While the FOMC stopped short of taking out the words "considerable time" from its statement when referring to when it will begin to raise interest rates from their near-zero levels, the Fed also inserted the word "patient," which could signal that a rate hike isn't all that far off.
According to Moody's analysts, there is a precedent for this type of language in FOMC policy statements.
"The Fed has used this language in 2004," said Ryan Sweet, Moody's analyst (Economy.com
Dec. 17). "If the Fed follows the same script, the first increase in the fed funds rate won't occur for a least six months."
Federal Reserve Chair Janet Yellen just about said as much in her post-meeting press conference Wednesday.
"At this point we think it unlikely that it will be appropriate that we will see conditions for at least the next couple of meetings that will make it appropriate for us to decide to begin normalization," Yellen said (MarketWatch
A major obstacle that could be keeping pressure on the FOMC to take its time in this decision is the sluggish inflation that has dogged the U.S. economy. Inflation continues to crawl below the Fed's 2% target rate. The Fed largely pinned weak inflation on thinning energy prices.
While many may focus on the FOMC's use of "considerable time" and "patient" in the statement, meanwhile, Sweet believes another word should also receive attention.
"The Fed used 'transitory' to describe energy prices' impact on inflation," he said. "This is the norm for the Fed, but the central bank needs to be careful.

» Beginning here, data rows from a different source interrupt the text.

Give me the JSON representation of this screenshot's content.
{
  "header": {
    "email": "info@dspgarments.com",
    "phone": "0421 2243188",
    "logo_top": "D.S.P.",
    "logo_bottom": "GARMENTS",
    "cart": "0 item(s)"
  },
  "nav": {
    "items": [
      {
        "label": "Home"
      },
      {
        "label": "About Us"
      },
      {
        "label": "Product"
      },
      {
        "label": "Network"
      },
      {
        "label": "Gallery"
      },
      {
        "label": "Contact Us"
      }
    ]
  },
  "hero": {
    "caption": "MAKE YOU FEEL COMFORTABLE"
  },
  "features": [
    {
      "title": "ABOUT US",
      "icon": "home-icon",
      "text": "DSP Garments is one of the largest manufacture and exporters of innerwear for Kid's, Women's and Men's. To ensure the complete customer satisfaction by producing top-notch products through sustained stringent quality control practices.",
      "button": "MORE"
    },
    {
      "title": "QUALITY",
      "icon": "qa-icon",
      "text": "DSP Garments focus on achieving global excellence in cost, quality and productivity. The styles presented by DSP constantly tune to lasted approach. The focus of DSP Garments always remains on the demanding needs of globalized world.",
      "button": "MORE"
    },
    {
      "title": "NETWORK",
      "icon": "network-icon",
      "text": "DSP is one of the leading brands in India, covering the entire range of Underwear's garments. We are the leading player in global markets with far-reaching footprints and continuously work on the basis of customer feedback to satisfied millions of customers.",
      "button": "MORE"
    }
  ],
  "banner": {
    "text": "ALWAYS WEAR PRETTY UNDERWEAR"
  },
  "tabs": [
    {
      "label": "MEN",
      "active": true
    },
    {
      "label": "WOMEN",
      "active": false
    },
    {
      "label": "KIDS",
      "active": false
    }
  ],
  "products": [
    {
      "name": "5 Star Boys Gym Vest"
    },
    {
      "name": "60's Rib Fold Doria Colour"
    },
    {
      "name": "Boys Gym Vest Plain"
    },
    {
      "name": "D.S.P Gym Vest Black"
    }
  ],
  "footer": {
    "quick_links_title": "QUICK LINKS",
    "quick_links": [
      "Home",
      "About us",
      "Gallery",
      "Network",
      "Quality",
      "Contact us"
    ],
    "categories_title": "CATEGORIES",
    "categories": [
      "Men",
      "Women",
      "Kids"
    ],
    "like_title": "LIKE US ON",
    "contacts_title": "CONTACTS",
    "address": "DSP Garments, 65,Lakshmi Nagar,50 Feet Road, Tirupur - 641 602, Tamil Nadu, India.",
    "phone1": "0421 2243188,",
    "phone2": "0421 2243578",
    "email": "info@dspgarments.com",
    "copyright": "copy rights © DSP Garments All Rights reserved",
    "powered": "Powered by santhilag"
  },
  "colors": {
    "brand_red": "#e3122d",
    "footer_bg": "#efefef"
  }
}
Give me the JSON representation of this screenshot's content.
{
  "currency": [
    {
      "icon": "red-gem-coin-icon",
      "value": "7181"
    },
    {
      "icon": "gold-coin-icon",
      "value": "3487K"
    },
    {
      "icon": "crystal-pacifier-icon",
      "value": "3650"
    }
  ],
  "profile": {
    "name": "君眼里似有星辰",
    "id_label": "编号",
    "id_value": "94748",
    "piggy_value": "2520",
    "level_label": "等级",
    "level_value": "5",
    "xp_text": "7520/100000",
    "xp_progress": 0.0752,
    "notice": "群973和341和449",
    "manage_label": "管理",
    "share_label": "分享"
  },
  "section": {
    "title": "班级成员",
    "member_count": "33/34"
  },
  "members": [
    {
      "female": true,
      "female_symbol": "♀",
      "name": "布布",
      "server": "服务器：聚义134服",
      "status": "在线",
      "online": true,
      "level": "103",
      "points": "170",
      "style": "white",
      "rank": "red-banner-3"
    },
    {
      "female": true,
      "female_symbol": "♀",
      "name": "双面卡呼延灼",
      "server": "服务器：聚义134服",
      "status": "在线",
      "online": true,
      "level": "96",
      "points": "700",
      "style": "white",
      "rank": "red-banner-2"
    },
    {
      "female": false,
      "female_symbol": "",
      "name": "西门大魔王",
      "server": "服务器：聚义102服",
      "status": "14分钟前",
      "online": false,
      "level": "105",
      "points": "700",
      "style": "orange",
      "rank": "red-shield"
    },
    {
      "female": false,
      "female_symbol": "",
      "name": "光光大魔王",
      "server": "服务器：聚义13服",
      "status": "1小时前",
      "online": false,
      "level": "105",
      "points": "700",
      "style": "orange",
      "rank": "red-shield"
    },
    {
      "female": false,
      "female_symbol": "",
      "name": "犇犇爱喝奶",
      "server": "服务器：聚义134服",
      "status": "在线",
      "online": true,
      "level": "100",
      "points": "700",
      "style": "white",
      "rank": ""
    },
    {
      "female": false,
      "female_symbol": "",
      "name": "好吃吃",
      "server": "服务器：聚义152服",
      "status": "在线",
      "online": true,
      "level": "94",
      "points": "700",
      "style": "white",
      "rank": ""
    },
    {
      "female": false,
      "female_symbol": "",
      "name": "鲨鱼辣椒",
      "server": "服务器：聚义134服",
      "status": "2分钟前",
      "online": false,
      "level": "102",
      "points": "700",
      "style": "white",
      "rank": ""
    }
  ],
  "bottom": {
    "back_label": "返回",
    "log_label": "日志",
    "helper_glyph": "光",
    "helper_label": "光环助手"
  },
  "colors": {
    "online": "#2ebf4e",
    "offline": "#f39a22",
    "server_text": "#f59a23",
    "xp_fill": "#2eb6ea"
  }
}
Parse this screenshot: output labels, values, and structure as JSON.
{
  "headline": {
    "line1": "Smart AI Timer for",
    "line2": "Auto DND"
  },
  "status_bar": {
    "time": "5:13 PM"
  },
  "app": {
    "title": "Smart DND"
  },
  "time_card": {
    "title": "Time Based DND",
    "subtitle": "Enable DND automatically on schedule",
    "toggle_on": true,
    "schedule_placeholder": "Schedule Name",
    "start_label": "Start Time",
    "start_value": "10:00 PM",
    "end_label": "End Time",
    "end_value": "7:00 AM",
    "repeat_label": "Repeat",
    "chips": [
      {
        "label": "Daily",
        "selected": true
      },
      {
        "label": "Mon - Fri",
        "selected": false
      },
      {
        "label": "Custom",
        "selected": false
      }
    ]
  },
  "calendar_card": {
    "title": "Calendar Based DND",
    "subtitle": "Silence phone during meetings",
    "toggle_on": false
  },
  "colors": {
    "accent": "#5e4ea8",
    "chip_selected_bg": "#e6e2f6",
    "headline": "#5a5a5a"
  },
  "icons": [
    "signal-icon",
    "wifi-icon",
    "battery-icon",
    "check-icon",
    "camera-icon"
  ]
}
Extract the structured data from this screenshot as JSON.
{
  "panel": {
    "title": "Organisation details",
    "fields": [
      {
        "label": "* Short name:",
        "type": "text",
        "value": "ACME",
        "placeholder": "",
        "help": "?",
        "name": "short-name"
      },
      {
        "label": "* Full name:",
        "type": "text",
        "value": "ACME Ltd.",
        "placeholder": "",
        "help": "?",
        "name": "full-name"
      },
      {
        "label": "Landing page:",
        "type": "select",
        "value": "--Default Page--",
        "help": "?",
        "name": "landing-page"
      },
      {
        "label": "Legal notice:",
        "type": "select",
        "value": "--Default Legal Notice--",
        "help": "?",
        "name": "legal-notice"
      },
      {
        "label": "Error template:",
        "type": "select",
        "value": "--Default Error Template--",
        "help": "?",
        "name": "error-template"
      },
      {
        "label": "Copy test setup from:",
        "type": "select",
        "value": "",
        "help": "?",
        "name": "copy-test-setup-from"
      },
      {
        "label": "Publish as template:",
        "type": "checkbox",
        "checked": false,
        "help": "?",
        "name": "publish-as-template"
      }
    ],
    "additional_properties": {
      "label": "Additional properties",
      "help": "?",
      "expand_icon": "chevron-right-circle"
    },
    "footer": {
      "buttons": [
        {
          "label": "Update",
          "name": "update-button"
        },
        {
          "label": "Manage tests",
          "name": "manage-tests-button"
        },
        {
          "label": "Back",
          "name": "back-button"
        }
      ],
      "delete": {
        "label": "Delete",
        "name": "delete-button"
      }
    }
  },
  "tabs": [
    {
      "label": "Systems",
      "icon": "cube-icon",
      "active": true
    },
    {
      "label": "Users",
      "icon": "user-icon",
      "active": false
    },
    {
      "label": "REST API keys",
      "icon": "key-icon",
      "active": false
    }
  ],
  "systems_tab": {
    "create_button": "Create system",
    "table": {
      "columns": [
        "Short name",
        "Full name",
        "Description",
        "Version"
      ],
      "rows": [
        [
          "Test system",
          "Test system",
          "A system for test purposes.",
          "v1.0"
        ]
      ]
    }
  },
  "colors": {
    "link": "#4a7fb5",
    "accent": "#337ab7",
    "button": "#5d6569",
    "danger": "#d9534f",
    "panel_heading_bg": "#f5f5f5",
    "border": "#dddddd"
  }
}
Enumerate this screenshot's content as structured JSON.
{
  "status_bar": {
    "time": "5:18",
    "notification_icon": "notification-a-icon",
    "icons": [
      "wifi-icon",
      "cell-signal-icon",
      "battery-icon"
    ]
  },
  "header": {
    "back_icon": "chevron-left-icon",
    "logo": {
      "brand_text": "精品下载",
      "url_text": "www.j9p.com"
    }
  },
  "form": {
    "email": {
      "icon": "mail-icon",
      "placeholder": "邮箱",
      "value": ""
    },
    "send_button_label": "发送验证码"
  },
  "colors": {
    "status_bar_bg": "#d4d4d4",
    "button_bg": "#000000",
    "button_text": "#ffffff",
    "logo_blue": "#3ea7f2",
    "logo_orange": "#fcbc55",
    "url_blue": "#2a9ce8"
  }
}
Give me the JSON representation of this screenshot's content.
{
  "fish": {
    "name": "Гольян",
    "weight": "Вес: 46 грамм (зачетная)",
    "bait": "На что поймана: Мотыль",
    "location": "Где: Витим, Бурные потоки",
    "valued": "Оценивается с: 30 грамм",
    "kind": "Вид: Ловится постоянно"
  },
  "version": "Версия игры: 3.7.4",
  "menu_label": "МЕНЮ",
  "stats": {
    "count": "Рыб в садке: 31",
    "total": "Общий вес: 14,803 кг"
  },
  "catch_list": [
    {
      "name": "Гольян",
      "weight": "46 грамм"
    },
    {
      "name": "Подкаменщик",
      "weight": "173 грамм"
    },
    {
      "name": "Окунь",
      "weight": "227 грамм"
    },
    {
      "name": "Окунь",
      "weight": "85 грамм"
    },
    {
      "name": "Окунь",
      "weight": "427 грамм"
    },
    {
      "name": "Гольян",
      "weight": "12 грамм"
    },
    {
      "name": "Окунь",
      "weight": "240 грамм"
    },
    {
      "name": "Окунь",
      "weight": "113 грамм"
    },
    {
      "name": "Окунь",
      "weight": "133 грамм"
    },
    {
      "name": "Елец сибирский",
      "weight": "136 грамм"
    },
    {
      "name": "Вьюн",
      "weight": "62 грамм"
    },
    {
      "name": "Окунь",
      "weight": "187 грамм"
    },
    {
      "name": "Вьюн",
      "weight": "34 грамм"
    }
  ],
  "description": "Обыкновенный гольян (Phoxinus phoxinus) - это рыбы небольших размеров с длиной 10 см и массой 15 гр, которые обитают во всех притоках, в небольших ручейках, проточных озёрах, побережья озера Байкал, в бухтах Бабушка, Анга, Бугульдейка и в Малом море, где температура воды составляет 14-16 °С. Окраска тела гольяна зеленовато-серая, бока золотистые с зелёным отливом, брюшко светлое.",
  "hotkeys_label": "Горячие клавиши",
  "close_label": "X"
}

Inflation has been too low for too long, and that has economic costs."
An appreciating dollar, which could put downward pressure on core goods prices, also could be affecting inflation, said Sweet, who added that this new development likely caught the eye of the FOMC as well.
"The Fed noted the mixed message on long-term inflation expectations, but given its assessment, policymakers appear to be putting more stock in survey-based rather than market-based measures," Sweet said.